3A expressão é claramente uma referência à coletânea de ensaios de Mikhail Bakhtin publicada em inglês com o título The Dialogic Imagination (BAKHTIN, 1981). Dela constam os ensaios (i) Epic and Novel: toward a Methodology for the Study of the Novel, traduzida em português como Epos e o romance (sobre a metodologia do estudo do romance) (1993, p.397-428) ou O romance como gênero literário (2019, p.65-111); (ii) From the Prehistory of Novelistic Discourse – em português, Da pré-história do discurso romanesco (1993, p.363-396) ou Sobre a pré-história do discurso romanesco (2019, p.11-63); (iii) Forms of Time and of the Chronotope in the Novel: Notes toward a Historical Poetics – em português Formas de tempo e de cronotopo no romance (Ensaios de poética histórica) (1993, p.211-362) ou As formas do tempo e do cronotopo no romance (2018, p.11-237); (iv) Discourse in the Novel – O discurso no romance (1993, p.71-210; 2015, p.19-242).
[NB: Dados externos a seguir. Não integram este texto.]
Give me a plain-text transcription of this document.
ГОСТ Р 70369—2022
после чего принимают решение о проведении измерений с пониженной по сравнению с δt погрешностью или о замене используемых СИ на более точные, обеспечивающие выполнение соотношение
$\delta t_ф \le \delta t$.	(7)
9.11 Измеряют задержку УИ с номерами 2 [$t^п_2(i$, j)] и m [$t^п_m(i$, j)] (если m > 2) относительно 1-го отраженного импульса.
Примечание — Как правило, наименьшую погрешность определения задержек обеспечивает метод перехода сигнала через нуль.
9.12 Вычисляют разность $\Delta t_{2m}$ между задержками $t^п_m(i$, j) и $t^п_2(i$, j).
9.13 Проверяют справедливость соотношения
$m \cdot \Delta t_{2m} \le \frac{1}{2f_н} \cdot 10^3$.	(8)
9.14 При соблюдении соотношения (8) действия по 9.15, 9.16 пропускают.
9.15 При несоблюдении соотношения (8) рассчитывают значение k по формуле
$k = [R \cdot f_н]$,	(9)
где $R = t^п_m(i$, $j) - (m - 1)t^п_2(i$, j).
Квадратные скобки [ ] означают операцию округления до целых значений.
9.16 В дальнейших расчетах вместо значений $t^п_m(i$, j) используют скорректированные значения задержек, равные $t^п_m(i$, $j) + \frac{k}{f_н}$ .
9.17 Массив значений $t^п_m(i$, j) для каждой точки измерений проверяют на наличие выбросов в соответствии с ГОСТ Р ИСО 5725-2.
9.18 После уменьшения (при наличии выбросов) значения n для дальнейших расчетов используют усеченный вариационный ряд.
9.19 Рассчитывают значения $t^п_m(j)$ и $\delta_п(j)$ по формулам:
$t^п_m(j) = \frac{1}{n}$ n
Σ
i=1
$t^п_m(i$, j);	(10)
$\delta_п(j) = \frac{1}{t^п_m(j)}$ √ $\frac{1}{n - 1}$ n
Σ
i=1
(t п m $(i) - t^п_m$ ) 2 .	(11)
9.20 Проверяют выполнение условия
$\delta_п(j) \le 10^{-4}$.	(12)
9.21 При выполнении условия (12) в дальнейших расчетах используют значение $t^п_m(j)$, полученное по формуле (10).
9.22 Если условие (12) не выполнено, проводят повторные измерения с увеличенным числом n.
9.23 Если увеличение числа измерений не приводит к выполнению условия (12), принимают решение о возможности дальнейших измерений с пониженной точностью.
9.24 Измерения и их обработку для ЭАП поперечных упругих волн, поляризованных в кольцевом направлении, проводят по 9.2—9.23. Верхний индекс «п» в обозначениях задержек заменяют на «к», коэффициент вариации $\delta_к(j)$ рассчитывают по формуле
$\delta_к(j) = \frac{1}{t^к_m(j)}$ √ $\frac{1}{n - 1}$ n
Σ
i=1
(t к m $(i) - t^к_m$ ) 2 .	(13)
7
4Traduzido livremente do original: “dialogue and the polyphonic participation of different voices in the exchange of ideas through language and literature”.
5Traduzido livremente do original “provided a powerful alternative to both Pavlovian behaviourism and the Piagetian focus on cognitive biological maturation”.
6Traduzido livremente do original “marginalization of public dialogue and debate”.
7Traduzido livremente do original “dialogue is not simple to achieve; rather, it is dependent on disposition and on situation and is often difficult to initiate, let alone sustain”.